While chronic HBV infection was found to not be associated with NHL—with prevalence rates of 5% in PLHIV with lymphoma and 7% in PLHIV without lymphoma—it tended to be associated with Hodgkin’s lymphoma, with an odds ratio of 2.16. “This finding may be linked to different characteristics of patients with classical Hodgkin’s lymphoma, like a long history of HIV infection from a period when HBV chronic infections were not always treated in PLHIV,” adds Dr. Besson. Chronic HBV infection was not correlated with outcomes in the study population.

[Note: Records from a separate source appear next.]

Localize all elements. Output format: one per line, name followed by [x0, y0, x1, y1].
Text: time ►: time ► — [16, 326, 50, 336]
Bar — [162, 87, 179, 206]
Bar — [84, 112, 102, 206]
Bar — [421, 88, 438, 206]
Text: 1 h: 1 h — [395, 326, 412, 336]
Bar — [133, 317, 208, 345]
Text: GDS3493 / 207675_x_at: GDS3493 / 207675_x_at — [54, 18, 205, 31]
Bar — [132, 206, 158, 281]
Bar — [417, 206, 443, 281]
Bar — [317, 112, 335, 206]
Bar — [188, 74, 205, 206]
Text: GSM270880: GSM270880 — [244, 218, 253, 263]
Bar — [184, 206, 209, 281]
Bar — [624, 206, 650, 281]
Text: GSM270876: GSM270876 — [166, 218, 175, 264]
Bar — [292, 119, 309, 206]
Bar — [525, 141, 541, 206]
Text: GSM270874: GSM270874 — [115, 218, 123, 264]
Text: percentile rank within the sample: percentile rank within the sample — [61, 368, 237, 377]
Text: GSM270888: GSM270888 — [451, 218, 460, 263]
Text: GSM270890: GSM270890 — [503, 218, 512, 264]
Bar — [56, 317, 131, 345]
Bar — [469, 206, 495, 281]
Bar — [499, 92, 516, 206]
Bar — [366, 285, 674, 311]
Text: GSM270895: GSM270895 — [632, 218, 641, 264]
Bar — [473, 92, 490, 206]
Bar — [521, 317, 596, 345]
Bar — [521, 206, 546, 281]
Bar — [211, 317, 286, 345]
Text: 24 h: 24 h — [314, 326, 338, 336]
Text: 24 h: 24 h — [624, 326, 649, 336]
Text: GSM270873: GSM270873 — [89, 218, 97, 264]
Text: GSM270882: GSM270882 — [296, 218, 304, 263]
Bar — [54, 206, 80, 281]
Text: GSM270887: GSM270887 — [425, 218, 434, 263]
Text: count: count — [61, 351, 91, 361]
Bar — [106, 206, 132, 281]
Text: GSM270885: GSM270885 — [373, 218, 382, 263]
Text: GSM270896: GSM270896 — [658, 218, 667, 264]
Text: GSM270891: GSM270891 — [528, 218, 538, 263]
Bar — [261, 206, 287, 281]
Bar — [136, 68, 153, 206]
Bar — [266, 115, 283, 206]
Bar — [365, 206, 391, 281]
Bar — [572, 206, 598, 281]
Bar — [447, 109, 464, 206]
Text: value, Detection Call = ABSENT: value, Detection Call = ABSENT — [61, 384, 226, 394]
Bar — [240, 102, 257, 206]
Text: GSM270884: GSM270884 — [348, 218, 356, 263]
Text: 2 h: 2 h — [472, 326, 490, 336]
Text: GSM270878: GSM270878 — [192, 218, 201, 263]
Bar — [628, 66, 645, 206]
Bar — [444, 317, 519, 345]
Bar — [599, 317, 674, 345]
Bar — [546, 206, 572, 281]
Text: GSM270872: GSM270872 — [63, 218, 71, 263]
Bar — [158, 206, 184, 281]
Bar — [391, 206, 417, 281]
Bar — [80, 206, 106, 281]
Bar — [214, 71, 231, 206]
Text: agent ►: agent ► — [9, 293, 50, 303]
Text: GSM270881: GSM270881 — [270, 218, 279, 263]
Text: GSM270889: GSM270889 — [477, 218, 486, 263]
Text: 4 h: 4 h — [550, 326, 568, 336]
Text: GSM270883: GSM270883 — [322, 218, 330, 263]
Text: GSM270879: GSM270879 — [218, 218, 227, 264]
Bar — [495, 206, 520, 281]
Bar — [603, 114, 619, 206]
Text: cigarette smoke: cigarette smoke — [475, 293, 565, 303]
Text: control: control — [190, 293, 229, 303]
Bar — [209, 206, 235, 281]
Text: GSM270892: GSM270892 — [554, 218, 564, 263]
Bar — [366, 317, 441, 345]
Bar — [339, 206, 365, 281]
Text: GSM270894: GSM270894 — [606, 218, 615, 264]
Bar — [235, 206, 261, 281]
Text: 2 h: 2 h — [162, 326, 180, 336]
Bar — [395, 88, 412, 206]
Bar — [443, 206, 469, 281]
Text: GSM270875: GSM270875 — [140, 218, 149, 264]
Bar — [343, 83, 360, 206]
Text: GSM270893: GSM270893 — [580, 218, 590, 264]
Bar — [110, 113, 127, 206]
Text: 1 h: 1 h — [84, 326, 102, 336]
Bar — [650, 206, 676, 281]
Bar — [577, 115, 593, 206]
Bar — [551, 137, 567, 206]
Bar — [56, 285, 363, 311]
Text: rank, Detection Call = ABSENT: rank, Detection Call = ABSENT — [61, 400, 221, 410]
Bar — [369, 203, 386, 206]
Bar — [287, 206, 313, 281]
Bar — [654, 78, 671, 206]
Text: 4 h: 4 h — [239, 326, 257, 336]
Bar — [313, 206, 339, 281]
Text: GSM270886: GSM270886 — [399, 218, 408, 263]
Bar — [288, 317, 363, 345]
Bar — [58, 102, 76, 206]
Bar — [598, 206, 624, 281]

Reflecting on the Findings

Dr. Besson notes the desire for future research showing that the prevalence of chronic HCV infection decreases in HIV-infected individuals and leads to a decrease of the lymphoma incidence now that direct antiviral agents have been shown to be very efficient against HCV. In the meantime, she says her study findings “further support the prescription of active treatment of HCV and HBV infections in all PLHIV with these chronic infections, even in the absence of liver disease, as this would probably decrease the risk of lymphoma.”